We’ve probably all heard somebody who drank too much say “I’m fine to drive.” Then they get pulled over, or they’re in an accident. Whether or not you are impaired while driving is highly subjective.
Example: You might not think your ability to drive isn’t being impaired when you’re on the 5 in LA smoking a joint on your way home from work, but it’s an easy call to the police officer who saw you suddenly stop and nearly bump that truck in front of you when traffic came to a stop. You might not have felt like you were stoned, but whether you agree with it or not, your perceptual functions were diminished, and now you’re going to face a charge for driving while impaired.
Injured while stoned
In another scenario, traffic on the freeway backs up. You gradually slow down and stop, and then you take another hit off of that joint. Before you can exhale, you’re jolted forward so violently from a 40 mph impact that you’re propelled into the back of that delivery truck in front of you. Your head is violently pushed forward, and then it whips back in less than a half of a second. At the same time, your air bag deploys and punches you in the face. The police officer who witnessed the crash smells the marijuana in your car, and he finds the joint too. It’s still warm.
Can I get compensation for my injuries?
The common thread in both of these scenarios are that you were smoking weed, and you’re going to face a criminal prosecution for driving while impaired. What distinguishes the two scenarios is that smoking weed had nothing to do with the accident or the herniated cervical disc that you suffered when you were rear-ended. Other than blowing some dope while you were driving, you dutifully obeyed every traffic law on the books. Is that going to preclude you from seeking damages after a neurosurgeon implants a plate and screws in your neck?

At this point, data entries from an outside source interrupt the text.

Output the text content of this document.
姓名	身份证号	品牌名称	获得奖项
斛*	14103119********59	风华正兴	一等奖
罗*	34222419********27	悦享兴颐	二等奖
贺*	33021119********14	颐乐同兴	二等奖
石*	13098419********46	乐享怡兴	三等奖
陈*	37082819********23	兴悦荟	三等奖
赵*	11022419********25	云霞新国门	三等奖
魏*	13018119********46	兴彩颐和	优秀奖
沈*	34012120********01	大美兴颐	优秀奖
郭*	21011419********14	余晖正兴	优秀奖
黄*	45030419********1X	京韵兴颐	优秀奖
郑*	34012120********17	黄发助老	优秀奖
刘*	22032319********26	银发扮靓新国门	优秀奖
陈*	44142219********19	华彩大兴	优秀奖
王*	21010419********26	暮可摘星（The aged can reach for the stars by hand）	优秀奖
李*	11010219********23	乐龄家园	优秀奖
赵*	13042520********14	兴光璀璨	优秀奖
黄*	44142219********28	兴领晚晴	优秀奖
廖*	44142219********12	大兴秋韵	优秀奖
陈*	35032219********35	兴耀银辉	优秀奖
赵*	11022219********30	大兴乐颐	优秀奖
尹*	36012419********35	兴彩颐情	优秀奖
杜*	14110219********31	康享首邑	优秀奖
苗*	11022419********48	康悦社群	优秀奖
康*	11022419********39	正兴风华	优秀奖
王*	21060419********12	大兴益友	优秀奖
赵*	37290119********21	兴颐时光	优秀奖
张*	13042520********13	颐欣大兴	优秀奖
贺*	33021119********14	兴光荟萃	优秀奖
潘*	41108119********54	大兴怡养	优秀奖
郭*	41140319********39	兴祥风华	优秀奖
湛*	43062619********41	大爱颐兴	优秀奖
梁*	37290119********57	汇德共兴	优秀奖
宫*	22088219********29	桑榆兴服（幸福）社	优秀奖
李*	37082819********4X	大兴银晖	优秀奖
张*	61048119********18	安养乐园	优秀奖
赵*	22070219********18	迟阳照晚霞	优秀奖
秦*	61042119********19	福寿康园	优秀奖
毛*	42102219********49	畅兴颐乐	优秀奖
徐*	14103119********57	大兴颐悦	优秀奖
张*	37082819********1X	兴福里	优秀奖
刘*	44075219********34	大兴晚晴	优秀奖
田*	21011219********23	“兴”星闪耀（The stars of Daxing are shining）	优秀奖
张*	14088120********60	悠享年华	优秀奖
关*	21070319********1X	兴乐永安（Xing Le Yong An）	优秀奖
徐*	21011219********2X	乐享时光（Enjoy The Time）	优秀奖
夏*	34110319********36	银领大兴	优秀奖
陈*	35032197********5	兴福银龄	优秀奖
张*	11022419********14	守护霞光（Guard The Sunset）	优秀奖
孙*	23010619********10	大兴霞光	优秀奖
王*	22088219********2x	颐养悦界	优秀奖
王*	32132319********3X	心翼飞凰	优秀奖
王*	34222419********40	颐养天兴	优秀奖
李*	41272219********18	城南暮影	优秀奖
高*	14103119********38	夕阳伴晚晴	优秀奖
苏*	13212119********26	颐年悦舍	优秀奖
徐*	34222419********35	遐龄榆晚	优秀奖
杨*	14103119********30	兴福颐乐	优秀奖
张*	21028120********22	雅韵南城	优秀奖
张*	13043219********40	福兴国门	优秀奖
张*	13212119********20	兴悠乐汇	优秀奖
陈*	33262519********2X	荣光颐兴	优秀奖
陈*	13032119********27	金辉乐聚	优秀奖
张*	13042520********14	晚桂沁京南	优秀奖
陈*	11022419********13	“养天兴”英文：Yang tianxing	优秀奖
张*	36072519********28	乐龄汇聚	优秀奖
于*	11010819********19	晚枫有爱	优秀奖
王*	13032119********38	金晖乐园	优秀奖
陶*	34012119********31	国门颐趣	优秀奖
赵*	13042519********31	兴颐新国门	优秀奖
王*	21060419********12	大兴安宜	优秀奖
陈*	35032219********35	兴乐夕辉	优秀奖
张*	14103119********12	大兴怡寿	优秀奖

It probably won’t, and here’s why.
What you must prove
It’s highly likely that any personal injury claim that you make against the person who rear-ended you will be based on the law of negligence. To prove negligence, California law requires you to prove certain elements. Those elements are that:
- The person who you blame for the accident owed you a duty
- That person breached the duty
- He or she caused the accident
- The cause of the accident was the proximate cause of your injuries
- You suffered legally recognized damages
You also have a duty to drive your vehicle in a safe and careful manner and be free from comparative negligence. That’s exactly what you did when you slowed down and stopped for traffic before you got rear-ended, regardless of the fact that you were smoking a joint.
Hire a lawyer
California’s laws are tricky when it comes to Marijuana DUI. In Washington, for example, a marijuana DUI occurs if he or she has 5.0 nanograms or more per milliliter of THC in his or her blood two hours after driving (source: marijuana DUI Spokane). In CA, however, there is no “per se” amount of marijuana in the bloodstream that can be used to establish impairment under California Vehicle Code 23152(e) (source: marijuana DUI California).
If you’ve been seriously injured in an accident and someone else contributed to the crash you can likely still collect compensation even if you’re in trouble. This, however, is not actual legal advice. For that, you should speak to an attorney licensed to practice law in your state.
While weed is now legal here in Cali, try to enjoy it on your couch and not in your car and you’ll be safe and sound (and close to the cheesy poofs).